Matt finds himself trapped in an abandoned warehouse with a Russian mobster while he’s methodically being framed for all of Fisk’s crimes. The phone call between Daredevil and Fisk is pretty intense (again, D’Onofrio is so good at this), but loses a little bit of its luster because we know that no matter what Fisk says, this will not be the last time Matt and Fisk speak.
13. Episode Ten, “Nelson vs. Murdock”
“On a very special episode of Daredevil…”

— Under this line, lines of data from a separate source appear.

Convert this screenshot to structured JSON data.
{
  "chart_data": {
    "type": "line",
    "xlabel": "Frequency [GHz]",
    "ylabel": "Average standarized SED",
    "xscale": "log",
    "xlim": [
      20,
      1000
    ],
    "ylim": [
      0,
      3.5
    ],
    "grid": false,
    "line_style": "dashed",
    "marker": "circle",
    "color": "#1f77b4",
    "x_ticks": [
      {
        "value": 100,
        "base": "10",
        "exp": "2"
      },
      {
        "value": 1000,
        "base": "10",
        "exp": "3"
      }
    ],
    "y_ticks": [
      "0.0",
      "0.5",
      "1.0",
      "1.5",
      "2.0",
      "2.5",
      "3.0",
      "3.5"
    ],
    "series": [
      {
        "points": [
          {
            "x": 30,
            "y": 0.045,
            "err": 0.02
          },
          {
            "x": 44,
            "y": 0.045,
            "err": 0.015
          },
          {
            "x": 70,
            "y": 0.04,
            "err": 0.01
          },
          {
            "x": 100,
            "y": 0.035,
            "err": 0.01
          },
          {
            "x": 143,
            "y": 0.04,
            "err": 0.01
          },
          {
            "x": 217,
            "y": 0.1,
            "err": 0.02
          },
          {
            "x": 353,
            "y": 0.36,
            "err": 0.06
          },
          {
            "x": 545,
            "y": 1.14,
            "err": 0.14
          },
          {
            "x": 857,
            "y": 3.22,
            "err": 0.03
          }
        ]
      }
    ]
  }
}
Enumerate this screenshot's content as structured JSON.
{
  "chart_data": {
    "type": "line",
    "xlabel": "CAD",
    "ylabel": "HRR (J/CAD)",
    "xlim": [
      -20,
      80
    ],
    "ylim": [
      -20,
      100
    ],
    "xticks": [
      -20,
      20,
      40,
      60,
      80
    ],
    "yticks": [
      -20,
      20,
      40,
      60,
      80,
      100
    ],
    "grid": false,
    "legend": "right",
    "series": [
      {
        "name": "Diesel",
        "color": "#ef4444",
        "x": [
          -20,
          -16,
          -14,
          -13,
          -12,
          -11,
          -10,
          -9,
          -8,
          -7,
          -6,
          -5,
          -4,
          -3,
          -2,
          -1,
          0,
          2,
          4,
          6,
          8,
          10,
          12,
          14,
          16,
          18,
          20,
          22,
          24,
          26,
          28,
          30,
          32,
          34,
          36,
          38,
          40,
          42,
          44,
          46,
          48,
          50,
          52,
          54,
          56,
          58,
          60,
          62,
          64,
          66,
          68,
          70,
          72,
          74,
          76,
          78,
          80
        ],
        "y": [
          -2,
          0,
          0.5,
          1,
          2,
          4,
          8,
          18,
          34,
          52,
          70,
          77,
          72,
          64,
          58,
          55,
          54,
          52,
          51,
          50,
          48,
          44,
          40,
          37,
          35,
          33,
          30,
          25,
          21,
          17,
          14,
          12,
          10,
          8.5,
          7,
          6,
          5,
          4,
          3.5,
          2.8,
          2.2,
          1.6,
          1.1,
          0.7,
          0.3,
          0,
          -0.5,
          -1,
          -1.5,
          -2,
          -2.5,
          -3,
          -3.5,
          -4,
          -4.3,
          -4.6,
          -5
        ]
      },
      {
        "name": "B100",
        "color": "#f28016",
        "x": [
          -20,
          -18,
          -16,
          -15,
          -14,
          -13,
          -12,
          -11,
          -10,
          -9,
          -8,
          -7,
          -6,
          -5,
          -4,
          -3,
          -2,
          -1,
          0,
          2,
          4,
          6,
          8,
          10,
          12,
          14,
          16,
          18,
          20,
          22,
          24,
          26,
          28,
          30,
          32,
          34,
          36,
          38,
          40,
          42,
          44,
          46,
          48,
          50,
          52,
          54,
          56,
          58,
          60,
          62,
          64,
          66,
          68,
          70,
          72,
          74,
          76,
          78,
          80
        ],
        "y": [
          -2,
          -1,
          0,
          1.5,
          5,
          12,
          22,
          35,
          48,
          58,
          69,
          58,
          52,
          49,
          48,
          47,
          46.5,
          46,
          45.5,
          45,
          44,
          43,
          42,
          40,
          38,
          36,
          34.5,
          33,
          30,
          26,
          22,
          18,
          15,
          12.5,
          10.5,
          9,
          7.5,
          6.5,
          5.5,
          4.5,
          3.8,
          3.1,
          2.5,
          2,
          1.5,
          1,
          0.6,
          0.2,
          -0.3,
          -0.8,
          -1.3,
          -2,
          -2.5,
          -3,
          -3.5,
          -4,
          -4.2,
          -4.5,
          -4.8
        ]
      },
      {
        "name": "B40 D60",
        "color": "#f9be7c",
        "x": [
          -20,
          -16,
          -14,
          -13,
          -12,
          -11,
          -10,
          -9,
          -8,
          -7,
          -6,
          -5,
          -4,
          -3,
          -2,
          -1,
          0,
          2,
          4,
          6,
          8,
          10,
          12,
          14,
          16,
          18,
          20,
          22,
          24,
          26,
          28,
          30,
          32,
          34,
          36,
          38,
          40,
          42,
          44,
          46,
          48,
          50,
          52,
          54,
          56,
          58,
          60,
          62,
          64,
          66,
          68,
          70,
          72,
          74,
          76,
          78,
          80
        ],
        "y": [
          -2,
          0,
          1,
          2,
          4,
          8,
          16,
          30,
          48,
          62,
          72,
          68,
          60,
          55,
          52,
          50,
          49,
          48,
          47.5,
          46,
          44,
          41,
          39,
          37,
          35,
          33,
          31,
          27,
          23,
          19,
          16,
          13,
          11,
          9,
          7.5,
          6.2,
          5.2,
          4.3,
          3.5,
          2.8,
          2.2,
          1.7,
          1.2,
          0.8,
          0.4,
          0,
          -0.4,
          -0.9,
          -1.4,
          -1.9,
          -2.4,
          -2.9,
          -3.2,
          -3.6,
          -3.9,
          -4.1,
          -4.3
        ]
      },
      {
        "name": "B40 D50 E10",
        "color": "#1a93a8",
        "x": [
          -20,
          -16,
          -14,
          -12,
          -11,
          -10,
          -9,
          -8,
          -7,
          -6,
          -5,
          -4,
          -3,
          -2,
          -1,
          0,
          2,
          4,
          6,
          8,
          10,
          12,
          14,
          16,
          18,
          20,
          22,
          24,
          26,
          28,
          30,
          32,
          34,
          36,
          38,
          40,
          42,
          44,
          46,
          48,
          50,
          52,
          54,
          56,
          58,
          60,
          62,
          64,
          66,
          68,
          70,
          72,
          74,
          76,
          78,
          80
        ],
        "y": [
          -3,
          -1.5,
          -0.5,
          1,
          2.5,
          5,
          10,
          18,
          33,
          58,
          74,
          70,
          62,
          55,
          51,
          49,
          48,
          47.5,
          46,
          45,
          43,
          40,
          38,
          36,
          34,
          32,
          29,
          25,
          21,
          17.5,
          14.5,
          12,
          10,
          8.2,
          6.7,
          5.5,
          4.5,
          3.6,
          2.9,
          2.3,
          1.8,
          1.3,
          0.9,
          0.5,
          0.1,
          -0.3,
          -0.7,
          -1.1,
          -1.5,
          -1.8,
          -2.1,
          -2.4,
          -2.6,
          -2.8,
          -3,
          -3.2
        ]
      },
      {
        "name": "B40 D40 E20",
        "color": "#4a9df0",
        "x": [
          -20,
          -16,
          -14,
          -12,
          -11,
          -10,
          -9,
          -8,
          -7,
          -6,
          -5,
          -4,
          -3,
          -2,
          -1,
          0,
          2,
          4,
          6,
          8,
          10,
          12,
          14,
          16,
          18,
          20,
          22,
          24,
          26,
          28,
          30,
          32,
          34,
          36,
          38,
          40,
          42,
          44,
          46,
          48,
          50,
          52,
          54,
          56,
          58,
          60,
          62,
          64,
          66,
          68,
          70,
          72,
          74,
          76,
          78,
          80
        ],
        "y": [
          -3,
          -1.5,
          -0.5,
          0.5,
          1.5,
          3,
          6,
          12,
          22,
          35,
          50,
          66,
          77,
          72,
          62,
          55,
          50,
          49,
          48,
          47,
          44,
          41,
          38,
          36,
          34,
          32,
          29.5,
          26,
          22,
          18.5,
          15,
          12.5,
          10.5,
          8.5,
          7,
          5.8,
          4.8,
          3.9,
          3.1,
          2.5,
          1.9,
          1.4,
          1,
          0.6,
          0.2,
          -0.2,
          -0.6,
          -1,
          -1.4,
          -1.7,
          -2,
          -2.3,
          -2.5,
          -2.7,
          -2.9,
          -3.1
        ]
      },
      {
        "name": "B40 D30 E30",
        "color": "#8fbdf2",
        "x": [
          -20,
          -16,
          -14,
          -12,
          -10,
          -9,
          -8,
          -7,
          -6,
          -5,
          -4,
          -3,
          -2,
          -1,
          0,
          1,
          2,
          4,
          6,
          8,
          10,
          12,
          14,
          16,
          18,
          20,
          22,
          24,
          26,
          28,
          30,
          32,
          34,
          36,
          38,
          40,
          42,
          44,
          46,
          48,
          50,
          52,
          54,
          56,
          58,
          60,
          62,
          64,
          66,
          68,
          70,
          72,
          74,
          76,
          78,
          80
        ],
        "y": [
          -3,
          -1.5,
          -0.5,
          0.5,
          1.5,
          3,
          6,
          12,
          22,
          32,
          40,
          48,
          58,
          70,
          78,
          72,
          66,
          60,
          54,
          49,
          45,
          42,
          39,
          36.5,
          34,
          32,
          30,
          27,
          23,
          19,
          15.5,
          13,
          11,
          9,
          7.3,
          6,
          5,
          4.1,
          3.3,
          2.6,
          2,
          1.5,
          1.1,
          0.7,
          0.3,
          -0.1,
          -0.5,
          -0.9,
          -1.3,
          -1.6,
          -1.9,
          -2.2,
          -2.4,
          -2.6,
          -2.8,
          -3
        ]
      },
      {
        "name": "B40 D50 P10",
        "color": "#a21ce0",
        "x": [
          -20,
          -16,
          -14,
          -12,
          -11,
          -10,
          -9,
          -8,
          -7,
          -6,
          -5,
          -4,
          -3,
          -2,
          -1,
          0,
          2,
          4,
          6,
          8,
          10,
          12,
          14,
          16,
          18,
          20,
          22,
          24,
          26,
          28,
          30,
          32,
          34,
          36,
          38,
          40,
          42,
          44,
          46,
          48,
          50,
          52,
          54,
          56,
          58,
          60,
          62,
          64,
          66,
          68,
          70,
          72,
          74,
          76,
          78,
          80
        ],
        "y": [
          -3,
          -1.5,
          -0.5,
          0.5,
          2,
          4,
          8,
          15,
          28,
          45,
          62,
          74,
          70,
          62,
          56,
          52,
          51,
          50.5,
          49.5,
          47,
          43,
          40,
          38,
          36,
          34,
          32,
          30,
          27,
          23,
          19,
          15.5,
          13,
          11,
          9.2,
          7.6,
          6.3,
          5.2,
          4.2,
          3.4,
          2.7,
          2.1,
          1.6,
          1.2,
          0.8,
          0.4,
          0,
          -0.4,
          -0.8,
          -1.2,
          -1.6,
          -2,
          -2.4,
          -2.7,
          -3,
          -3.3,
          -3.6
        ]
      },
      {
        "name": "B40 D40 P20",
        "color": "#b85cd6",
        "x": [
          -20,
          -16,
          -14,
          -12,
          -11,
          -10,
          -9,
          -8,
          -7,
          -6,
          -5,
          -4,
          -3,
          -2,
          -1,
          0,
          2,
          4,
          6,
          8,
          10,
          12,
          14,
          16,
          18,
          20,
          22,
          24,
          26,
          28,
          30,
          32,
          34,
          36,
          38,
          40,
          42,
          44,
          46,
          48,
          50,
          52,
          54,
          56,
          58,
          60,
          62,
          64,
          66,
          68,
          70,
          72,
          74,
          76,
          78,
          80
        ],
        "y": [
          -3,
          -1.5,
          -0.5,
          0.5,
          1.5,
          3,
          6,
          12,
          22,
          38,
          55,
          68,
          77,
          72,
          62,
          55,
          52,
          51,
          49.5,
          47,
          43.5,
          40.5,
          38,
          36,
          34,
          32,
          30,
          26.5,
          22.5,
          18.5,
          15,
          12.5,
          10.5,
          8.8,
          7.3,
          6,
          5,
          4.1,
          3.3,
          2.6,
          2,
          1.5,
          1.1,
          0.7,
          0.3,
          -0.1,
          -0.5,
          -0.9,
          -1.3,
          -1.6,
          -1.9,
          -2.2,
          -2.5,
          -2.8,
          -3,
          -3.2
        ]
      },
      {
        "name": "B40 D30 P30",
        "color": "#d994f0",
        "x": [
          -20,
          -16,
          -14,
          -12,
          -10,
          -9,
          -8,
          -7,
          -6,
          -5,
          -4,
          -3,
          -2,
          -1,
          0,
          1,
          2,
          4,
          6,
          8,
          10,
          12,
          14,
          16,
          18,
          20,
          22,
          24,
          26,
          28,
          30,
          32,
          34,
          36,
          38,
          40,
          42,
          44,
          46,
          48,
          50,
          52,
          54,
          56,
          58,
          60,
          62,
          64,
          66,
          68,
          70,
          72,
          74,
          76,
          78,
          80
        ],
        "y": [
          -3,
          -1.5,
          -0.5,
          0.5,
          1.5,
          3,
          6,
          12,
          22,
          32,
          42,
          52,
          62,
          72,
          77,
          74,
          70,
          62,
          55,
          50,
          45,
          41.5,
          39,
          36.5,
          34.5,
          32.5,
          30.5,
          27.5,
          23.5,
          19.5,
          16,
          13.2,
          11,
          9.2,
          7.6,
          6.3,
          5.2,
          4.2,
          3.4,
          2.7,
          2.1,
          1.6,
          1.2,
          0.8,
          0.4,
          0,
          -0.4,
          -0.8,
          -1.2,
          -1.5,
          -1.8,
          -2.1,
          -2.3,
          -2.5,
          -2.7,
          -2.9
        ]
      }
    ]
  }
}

To be fair, I’ve never had a good friend reveal to me that he’s secretly a vigilante superhero, but I doubt my first reaction would be smug anger at my new superhero friend. I’d probably be excited that I was close personal friends with a superhero. What I’d be most upset about is that I wouldn’t be able to tell anyone. I would probably ask my friend something like, “Hey, do you care if I tweet something like, ‘I just learned who Daredevil is?’ I promise I won’t mention your name.” Instead we get almost an entire episode of Foggy (Elden Henson) telling us why he feels betrayed. I’m surprised they went this route so early: letting Foggy in on Matt’s secret. Then again, at least it opens up a dynamic that allows Matt to talk about his adventures to people who aren’t total strangers. By the end of the episode, Foggy is so distraught that he just wants to drown his sorrows in booze. Oh boo hoo, get over it. And the subplot with Karen and Ben Urich tracking down Fisk’s mother is maddening in a “this will obviously get one of you killed” kind of way. (Especially because Ben was tricked into the whole thing.) And now they know that Fisk killed his father, so what? He was a little kid. It makes salacious copy, but a story like that could be twisted around to make Fisk look sympathetic. This whole episode screams, “What’s the point of any of this?” Luckily, episodes like this are few.